The college and K12 in 2010 signed a joint venture agreement to create Middlebury Interactive Languages, or MIL, a language learning program provider for K-12 students and teachers interested in professional development. Five years later, MIL has more than 200,000 learners, according to a recent tally.

Middlebury, which owns a 40 percent stake in the company bearing its name, has a strong reputation for high-quality language learning programs. MIL was seen as a strategic move for the college to expand its reach online -- and perhaps create a new revenue stream -- but the choice of a for-profit partner gave some faculty members pause.

Those doubts never quite dissipated.

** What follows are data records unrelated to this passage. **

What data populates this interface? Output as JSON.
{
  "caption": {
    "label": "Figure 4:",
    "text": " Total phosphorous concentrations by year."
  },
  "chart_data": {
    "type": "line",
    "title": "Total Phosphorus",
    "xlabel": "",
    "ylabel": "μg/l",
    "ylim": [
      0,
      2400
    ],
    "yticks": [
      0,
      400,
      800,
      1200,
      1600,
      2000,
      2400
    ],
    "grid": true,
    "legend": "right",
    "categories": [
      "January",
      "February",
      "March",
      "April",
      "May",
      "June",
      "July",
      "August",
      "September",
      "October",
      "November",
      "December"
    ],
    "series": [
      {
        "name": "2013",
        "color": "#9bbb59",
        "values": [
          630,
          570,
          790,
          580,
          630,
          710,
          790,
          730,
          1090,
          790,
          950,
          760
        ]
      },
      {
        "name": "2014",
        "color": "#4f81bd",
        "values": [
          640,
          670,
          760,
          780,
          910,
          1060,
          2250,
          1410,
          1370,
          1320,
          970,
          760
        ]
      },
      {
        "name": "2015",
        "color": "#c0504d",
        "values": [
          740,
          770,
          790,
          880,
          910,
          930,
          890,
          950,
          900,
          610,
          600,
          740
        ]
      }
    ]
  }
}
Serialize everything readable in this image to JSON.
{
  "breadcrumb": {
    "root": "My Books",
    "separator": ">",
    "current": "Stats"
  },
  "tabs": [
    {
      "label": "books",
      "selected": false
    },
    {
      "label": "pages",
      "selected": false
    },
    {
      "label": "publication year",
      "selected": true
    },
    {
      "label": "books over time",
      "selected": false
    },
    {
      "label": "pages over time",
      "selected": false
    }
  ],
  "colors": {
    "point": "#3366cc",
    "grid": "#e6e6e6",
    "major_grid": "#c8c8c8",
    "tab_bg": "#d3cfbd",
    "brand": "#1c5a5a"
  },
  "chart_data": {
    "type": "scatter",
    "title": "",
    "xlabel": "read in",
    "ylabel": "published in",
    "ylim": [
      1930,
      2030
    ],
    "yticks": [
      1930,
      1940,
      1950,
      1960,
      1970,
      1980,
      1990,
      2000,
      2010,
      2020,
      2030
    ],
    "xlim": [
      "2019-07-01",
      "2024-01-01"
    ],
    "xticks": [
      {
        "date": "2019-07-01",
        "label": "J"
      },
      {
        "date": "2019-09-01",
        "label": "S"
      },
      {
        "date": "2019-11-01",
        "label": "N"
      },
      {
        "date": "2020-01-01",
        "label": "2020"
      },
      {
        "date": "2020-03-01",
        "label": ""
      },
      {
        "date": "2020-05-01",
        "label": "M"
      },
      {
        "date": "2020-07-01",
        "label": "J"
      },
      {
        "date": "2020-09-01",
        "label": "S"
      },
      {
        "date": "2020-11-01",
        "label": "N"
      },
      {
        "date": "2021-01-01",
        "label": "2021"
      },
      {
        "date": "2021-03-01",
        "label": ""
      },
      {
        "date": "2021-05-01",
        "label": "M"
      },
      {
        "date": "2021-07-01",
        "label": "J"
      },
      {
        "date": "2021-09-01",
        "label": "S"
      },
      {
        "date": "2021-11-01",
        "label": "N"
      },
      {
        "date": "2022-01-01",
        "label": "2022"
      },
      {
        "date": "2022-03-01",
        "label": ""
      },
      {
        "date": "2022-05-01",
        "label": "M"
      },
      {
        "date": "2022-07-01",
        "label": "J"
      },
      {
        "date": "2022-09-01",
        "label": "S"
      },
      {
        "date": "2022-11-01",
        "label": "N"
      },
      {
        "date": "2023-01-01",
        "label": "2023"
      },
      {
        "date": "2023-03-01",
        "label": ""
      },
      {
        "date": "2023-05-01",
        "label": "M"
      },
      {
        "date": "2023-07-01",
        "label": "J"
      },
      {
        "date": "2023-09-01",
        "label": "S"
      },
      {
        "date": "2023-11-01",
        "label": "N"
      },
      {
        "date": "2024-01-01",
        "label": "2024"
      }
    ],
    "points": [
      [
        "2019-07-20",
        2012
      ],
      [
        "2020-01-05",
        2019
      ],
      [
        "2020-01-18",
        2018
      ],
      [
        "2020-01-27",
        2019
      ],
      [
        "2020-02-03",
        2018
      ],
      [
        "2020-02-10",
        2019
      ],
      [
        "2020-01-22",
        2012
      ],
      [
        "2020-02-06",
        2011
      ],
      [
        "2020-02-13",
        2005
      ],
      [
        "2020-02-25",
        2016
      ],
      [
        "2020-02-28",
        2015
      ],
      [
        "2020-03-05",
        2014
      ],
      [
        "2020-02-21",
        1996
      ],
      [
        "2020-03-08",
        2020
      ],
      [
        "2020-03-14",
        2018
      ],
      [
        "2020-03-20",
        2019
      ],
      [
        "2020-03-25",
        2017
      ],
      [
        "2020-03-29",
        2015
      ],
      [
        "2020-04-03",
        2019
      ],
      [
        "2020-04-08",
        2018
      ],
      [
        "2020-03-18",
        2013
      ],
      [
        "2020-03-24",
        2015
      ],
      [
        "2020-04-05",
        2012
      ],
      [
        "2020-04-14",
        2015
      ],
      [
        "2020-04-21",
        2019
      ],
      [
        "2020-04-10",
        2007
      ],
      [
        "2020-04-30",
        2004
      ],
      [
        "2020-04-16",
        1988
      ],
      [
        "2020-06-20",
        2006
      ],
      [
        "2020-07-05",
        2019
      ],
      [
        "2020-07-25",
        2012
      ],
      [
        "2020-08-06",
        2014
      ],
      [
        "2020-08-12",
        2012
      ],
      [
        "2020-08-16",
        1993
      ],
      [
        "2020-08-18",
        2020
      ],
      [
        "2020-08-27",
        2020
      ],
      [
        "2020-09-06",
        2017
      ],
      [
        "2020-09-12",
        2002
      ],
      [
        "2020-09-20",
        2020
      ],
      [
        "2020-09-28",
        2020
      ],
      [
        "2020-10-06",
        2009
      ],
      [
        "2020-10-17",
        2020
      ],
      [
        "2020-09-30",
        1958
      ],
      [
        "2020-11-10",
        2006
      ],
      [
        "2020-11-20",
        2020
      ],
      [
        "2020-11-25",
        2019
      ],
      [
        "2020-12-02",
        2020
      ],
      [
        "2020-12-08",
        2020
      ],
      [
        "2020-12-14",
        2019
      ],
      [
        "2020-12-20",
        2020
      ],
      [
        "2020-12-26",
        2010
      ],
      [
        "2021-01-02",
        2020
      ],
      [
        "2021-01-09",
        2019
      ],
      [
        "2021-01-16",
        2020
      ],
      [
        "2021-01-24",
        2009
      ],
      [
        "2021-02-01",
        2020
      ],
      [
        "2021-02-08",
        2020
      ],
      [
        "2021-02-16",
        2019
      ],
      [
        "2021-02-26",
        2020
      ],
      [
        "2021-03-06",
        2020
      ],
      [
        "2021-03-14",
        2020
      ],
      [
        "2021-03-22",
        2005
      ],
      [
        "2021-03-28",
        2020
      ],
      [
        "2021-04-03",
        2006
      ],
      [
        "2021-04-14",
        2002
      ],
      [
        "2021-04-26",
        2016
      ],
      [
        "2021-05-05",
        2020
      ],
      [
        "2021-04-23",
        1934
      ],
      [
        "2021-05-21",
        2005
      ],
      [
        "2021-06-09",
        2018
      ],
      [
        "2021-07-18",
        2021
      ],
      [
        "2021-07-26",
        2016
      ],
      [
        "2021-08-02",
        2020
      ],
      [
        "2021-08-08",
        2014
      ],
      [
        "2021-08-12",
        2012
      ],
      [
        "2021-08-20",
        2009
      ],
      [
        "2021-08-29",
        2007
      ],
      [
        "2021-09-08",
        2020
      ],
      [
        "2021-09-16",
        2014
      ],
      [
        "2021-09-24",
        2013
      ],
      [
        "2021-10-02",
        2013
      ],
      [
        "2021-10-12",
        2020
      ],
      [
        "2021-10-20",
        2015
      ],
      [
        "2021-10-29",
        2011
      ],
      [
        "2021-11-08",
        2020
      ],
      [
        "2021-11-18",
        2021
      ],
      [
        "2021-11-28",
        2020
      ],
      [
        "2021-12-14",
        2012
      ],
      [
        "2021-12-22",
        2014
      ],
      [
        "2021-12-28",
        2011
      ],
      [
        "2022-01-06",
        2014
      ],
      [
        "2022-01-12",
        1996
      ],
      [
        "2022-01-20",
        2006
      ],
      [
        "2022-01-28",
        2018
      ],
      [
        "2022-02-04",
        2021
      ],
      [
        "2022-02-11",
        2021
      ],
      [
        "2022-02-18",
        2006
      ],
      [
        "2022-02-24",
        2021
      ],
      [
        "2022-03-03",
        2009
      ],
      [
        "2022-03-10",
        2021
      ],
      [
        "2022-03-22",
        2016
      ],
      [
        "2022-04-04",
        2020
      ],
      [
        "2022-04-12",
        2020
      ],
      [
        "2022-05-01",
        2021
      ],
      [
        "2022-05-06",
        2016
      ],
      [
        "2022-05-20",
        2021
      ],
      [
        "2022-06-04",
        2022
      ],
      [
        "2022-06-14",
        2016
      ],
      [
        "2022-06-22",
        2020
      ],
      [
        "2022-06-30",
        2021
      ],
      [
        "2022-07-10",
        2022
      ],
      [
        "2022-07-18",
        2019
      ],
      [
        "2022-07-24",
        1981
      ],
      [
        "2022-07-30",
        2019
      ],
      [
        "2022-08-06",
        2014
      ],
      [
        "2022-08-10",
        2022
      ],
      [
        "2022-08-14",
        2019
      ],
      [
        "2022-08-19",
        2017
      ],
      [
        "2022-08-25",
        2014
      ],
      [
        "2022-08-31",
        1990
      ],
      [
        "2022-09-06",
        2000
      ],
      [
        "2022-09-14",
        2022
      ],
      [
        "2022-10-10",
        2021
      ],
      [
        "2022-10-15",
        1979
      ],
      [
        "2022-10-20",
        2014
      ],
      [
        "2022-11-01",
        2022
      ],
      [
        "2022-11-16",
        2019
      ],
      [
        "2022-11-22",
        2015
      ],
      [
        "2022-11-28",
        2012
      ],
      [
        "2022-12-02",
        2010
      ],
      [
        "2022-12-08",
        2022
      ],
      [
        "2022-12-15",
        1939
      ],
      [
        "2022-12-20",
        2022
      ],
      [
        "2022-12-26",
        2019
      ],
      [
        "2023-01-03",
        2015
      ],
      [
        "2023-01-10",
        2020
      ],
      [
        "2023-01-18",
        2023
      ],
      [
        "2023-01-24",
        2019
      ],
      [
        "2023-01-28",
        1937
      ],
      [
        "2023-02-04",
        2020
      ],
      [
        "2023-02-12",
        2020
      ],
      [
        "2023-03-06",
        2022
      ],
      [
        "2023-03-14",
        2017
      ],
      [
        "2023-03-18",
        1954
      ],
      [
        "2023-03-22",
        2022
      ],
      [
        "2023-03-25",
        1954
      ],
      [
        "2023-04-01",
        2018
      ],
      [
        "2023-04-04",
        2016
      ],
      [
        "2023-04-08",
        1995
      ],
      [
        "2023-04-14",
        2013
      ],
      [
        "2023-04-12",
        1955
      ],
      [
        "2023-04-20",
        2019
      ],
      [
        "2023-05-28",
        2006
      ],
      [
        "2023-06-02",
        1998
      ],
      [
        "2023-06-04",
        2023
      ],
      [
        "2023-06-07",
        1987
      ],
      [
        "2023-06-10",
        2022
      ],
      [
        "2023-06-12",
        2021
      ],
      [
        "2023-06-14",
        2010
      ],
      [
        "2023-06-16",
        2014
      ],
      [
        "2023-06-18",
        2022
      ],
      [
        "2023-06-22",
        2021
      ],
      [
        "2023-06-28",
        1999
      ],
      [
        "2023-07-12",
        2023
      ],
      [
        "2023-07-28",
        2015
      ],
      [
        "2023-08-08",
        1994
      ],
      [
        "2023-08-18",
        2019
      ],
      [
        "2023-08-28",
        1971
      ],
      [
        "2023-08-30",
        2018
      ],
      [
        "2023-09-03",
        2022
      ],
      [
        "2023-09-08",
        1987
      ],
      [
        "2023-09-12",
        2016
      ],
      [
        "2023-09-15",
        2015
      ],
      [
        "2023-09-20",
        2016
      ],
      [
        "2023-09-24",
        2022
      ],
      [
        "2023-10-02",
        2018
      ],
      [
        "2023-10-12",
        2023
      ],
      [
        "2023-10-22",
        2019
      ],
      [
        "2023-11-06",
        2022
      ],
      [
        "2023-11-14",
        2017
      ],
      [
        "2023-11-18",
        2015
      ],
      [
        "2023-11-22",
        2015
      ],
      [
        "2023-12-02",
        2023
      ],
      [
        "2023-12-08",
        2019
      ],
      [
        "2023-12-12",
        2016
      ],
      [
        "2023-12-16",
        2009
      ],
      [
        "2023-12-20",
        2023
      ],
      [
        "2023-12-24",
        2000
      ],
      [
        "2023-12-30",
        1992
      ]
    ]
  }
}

As recently as May 2014, faculty members voted 95-16 in favor of a nonbinding resolution that urged college leadership to end the partnership with K12, saying its business practices were “at odds with the integrity, reputation and educational mission of the college.”

Questions about the educational fit arose again earlier this month after the college announced its intent to sell its stake in the company. One Middlebury administrator, asking not to be named, said learners showed little interest in programs other than Spanish and English as a second language. From a pedagogical standpoint, the administrator said, those demands were not of that much interest to faculty members at Middlebury, a college that offers programs in Arabic, Hebrew and Portuguese, among other languages.

The college also alluded to those differences in opinion in a press release. “Going forward, MIL will be able to chart its own strategic course without having to balance the different priorities of two owners,” it reads.

Bill Burger, vice president for communications and marketing at Middlebury, was quick to stress that the college neither got into the partnership nor left it primarily for financial reasons.

“We invested for a number of reasons,” Burger said. “The additional revenue stream was not the primary driver. The primary driver was really to get involved in a way that would allow Middlebury to learn firsthand how different methods of online language education would work from a product standpoint and in the marketplace.”

The college invested a total of $5 million into MIL, Burger said, adding, “We are confident that the current value of our share in the company exceeds the amount we invested.”

Neither does the sale represent Middlebury backing off from online education, Burger said. The college recently hired Amy Collier, a key player in Stanford University’s many online education experiments, to fill the role of associate provost for digital learning. Collier previously served as Stanford’s director of digital learning initiatives, among other roles.

“We are definitely beefing up our plans to pursue a number of digital learning initiatives, and Amy will be a key player in making that happen,” Burger said. Collier declined further comment.

Before the sale can go through, however, Middlebury and K12 need to settle on how to wind down the partnership. That includes deciding what the company will be known as in the future. Middlebury signed a licensing agreement with K12 in which it traded the use of its name for the right to review content before it hit the market. The agreement is still valid after the sale, but Middlebury may not want its name associated with a company it doesn't own a stake in.

Both the college and the company said they expect that issue to be resolved in the coming months, and that no naming decision has been made yet. The sale is expected to close before the end of the year, spokespeople for both parties said.